Venus in Fur
  • Venus in Fur

If you’re sick of watching Brendan Gleeson prop up movies unworthy of his time or talent, make a beeline for Calvary, a potent combination of spiritual drama and wicked black comedy by writer-director John Michael McDonagh (The Guard). Gleeson plays an Irish Catholic priest marked for death by a man who was sexually abused by another priest as a child—our four-star review is here. Also in this week’s issue, Ben Sachs breathes heavily on the new tornado thriller Into the Storm, and it collapses.
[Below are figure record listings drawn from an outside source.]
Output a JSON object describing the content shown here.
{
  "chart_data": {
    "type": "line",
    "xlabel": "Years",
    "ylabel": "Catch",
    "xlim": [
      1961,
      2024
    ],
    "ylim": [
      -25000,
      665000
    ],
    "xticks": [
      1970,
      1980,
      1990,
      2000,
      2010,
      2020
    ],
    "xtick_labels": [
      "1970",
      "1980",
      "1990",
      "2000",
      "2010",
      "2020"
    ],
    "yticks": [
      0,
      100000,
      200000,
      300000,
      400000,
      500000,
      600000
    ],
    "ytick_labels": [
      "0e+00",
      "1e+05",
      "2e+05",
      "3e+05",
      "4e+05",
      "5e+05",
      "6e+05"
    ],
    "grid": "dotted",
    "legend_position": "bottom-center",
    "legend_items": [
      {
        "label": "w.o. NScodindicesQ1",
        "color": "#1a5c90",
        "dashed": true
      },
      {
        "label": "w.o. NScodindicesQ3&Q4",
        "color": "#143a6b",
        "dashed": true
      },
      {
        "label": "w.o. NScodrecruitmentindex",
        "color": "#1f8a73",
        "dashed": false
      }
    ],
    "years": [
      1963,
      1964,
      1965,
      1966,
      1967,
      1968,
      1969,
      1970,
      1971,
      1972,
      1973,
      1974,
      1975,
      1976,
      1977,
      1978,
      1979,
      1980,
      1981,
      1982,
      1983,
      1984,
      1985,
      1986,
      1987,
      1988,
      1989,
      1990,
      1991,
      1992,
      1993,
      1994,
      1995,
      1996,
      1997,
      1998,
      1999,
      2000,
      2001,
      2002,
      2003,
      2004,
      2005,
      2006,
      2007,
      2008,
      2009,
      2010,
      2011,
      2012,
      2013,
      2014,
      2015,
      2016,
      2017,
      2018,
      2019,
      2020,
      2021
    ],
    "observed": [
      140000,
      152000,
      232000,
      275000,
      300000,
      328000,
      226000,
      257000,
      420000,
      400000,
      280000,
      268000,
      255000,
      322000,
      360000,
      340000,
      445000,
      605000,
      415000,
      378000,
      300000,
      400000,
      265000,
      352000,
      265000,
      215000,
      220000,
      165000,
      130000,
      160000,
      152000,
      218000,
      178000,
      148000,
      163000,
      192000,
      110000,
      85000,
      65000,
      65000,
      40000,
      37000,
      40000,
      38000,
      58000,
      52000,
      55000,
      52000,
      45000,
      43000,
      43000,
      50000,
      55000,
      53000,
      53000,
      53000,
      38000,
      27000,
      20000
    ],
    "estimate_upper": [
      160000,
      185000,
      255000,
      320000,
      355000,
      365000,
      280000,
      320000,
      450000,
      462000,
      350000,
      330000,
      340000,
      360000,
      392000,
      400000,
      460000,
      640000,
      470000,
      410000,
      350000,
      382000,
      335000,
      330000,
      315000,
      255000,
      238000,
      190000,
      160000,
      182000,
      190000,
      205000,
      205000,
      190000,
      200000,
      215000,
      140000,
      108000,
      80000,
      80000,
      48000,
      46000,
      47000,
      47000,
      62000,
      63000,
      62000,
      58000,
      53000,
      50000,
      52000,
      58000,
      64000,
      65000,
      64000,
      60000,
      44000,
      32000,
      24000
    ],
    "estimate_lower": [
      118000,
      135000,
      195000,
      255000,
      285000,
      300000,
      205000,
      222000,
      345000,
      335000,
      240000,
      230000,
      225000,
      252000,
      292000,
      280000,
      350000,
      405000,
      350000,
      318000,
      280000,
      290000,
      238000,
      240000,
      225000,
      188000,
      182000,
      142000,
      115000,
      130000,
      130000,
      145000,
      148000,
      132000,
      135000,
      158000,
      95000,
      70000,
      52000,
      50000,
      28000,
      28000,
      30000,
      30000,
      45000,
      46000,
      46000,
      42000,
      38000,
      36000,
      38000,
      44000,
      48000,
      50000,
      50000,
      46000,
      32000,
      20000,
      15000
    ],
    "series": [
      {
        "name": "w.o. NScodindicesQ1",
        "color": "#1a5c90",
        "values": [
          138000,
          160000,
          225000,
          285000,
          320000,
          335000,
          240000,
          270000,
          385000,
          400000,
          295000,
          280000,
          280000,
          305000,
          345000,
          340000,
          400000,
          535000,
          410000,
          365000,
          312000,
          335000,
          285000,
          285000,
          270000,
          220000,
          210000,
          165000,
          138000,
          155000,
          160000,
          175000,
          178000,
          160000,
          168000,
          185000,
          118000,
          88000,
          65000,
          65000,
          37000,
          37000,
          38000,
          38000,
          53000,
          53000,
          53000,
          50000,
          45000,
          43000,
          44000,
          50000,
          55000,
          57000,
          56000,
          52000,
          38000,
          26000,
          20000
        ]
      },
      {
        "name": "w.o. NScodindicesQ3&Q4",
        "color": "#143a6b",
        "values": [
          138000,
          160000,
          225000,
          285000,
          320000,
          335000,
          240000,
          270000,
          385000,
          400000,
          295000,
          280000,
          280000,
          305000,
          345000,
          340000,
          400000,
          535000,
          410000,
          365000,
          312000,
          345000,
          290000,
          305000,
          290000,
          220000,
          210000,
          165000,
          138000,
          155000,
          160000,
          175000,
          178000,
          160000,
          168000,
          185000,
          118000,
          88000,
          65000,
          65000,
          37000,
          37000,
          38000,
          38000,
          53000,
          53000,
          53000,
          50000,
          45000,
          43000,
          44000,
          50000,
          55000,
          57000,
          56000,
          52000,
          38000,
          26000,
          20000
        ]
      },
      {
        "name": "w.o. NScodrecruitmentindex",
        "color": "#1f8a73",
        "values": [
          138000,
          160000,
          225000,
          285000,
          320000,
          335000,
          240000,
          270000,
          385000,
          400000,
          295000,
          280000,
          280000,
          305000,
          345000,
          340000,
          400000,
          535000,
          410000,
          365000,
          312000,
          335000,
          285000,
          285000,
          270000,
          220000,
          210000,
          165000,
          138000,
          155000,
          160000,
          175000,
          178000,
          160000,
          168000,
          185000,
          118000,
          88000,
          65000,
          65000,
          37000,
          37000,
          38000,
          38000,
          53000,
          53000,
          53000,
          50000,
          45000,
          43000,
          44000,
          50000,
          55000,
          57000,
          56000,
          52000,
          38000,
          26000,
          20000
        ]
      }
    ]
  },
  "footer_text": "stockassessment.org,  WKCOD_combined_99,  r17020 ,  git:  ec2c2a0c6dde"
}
And we’ve got recommended reviews of The German Doctor, an Argentine drama about a family who unknowingly welcome Josef Mengele into their home, and Venus in Fur, Roman Polanski’s adaptation of the David Ives play about a stage director casting a show about sadomasochism and the actress who walks all over him.

  • The Giver

Screening this week, and newly reviewed: The Bicycle, a loose remake of Vittorio De Sica’s The Bicycle Thief, set in Queens and showing as part of the Black Harvest Film Festival at Gene Siskel Film Center; Coldwater, a drama about a juvenile delinquent trapped in a gung-ho military-style reformatory; Dinosaur 13, a documentary about the legal morass that followed the 1990 discovery of noted Chicagoan Sue; The Giver, a screen adaptation of the Lois Lowry children’s book, starring Jeff Bridges and Meryl Streep; Little White Lie, a documentary about a nice Jewish girl who discovered her biological father was African-American; That Daughter’s Crazy, a documentary about actress Rain Pryor, whose father was Richard Pryor; and The White Shadow, a silent British melodrama scripted by a 25-year-old Alfred Hitchcock.

  • House

Best bets for repertory: Bill Condon’s Dreamgirls (2006), outdoors Wednesday at Millennium Park; Nobuhiko Obayashi’s House (1977), Saturday at University of Chicago Doc Films; Fredi M. Murer’s Vitus (2006), Wednesday by DVD projection at Chicago Cultural Center; and, as part of the Music Box’s Summer Music Film Festival, Richard Lester’s A Hard Day’s Night (1964) and Jonathan Demme’s Stop Making Sense (1984).